In order to monitor the usage of datasets downloaded from federated sources, it could be relevant to introduce a reverse proxy for those remote sources. This API would count the download and then forward the user to that resource.

Also see the section on Knowledge extraction

In some cases, it is relevant not to guide the user to the remote source but to let Soilwise do some preprocessing (filtering, reformatting, reprojection) and provide a more tailored answer to the user question. Similar needs may exist for resources hosted within the SWR.

Various tools exist which provide standardised APIs on various data sources. The following APIs offer the functionality described above.

  • For non geographical data
    • GraphQL
    • SPARQL
    • OpenAPI
  • For geograpical data
    • For vector data
      • the OGC Web Feature Service (WFS aka ISO 19142) supports requests for geographical feature data (with vector geometry and attributes),
      • the OGC API – Features supports in the form of a REST API the capability to create, modify, and query spatial data on the Web and specifies requirements and recommendations for APIs that want to follow a standard way of sharing feature data.
      • Sensorthings API is a good fit for harmonised soil data.
    • For raster data
      • the OGC Web Coverage Service (WCS) supports requests for coverage data (rasters),
      • the OGC API – Coverages supports the download of coverages represented by some binary or ASCII serialisation, specified by some data (encoding) format. Arguably, the most popular type of coverage is a gridded one. Satellite imagery is typically modelled as a gridded coverage, for example. Note that this standard has not been approved yet; further development may still occur.

Open issues

The persistent identification of records within a dataset is not guaranteed on (remote) sources that are disseminated using various APIs, such as OGC OWS services, GraphQL, and OpenAPI. Novel formats such as GeoParquet and COG allow range (subset) requests to a single endpoint and could combine FAIR identification and subset requests. Exploration of their potential for the SWR data download and export remains an open question.

Technology

Non geographic

Reverse proxy can probably be set up at the ingress/firewall level.

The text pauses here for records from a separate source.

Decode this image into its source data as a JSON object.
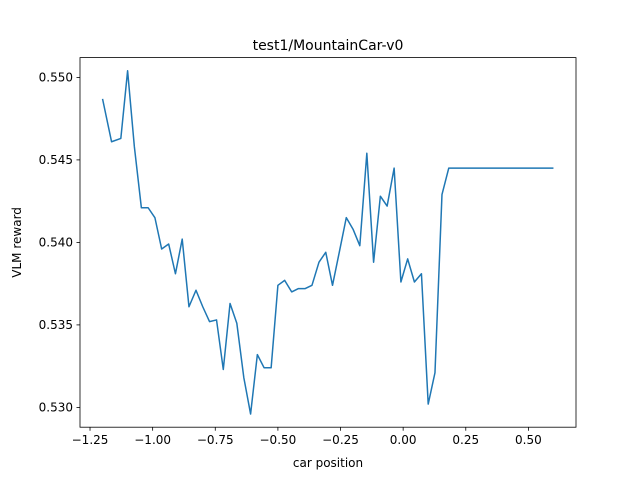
{
  "chart_data": {
    "type": "line",
    "title": "test1/MountainCar-v0",
    "xlabel": "car position",
    "ylabel": "VLM reward",
    "xlim": [
      -1.29,
      0.69
    ],
    "ylim": [
      0.5288,
      0.5512
    ],
    "xticks": [
      {
        "value": -1.25,
        "label": "−1.25"
      },
      {
        "value": -1.0,
        "label": "−1.00"
      },
      {
        "value": -0.75,
        "label": "−0.75"
      },
      {
        "value": -0.5,
        "label": "−0.50"
      },
      {
        "value": -0.25,
        "label": "−0.25"
      },
      {
        "value": 0.0,
        "label": "0.00"
      },
      {
        "value": 0.25,
        "label": "0.25"
      },
      {
        "value": 0.5,
        "label": "0.50"
      }
    ],
    "yticks": [
      {
        "value": 0.53,
        "label": "0.530"
      },
      {
        "value": 0.535,
        "label": "0.535"
      },
      {
        "value": 0.54,
        "label": "0.540"
      },
      {
        "value": 0.545,
        "label": "0.545"
      },
      {
        "value": 0.55,
        "label": "0.550"
      }
    ],
    "grid": false,
    "color": "#1f77b4",
    "series": [
      {
        "x": [
          -1.2,
          -1.164,
          -1.127,
          -1.1,
          -1.073,
          -1.045,
          -1.018,
          -0.991,
          -0.964,
          -0.936,
          -0.909,
          -0.882,
          -0.855,
          -0.827,
          -0.8,
          -0.773,
          -0.745,
          -0.718,
          -0.691,
          -0.664,
          -0.636,
          -0.609,
          -0.582,
          -0.555,
          -0.527,
          -0.5,
          -0.473,
          -0.445,
          -0.418,
          -0.391,
          -0.364,
          -0.336,
          -0.309,
          -0.282,
          -0.255,
          -0.227,
          -0.2,
          -0.173,
          -0.145,
          -0.118,
          -0.091,
          -0.064,
          -0.036,
          -0.009,
          0.018,
          0.045,
          0.073,
          0.1,
          0.127,
          0.155,
          0.182,
          0.209,
          0.236,
          0.264,
          0.291,
          0.318,
          0.345,
          0.373,
          0.4,
          0.427,
          0.455,
          0.482,
          0.509,
          0.536,
          0.564,
          0.591,
          0.6
        ],
        "y": [
          0.5487,
          0.5461,
          0.5463,
          0.5504,
          0.5458,
          0.5421,
          0.5421,
          0.5415,
          0.5396,
          0.5399,
          0.5381,
          0.5402,
          0.5361,
          0.5371,
          0.5361,
          0.5352,
          0.5353,
          0.5323,
          0.5363,
          0.5351,
          0.5318,
          0.5296,
          0.5332,
          0.5324,
          0.5324,
          0.5374,
          0.5377,
          0.537,
          0.5372,
          0.5372,
          0.5374,
          0.5388,
          0.5394,
          0.5374,
          0.5394,
          0.5415,
          0.5408,
          0.5398,
          0.5454,
          0.5388,
          0.5428,
          0.5422,
          0.5445,
          0.5376,
          0.539,
          0.5376,
          0.5381,
          0.5302,
          0.5321,
          0.5429,
          0.5445,
          0.5445,
          0.5445,
          0.5445,
          0.5445,
          0.5445,
          0.5445,
          0.5445,
          0.5445,
          0.5445,
          0.5445,
          0.5445,
          0.5445,
          0.5445,
          0.5445,
          0.5445,
          0.5445
        ]
      }
    ]
  }
}
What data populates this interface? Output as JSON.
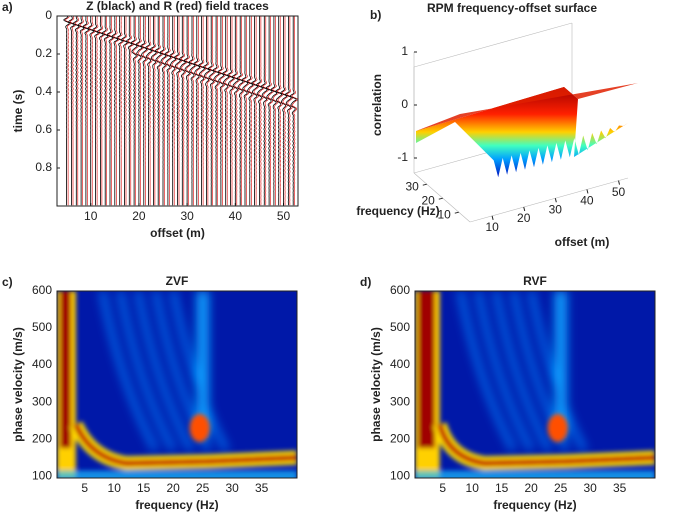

Research is needed to understand available technology to provide preview options on various types of resource types.

Geographic data

As described within the Data & Knowledge publication component, MapServer is intended for data publication in the SWR. MapServer is an open-source platform for publishing spatial data to the web using standardised APIs defined by the Open Geospatial Consortium, such as WMS, WFS, WCS, and OGC API-Features.

MapServer is not an optimal solution for providing rich data in a hierarchical structure. For that type of data Sensorthings API (frost server), WFS (deegree), graphql (postgraphile) and SPARQL (virtuoso) are more relevant.

Integration opportunities

SWR fully stands behind the FAIR principles, including persistent identification for the data download, which would result in a full download of the data/knowledge resource.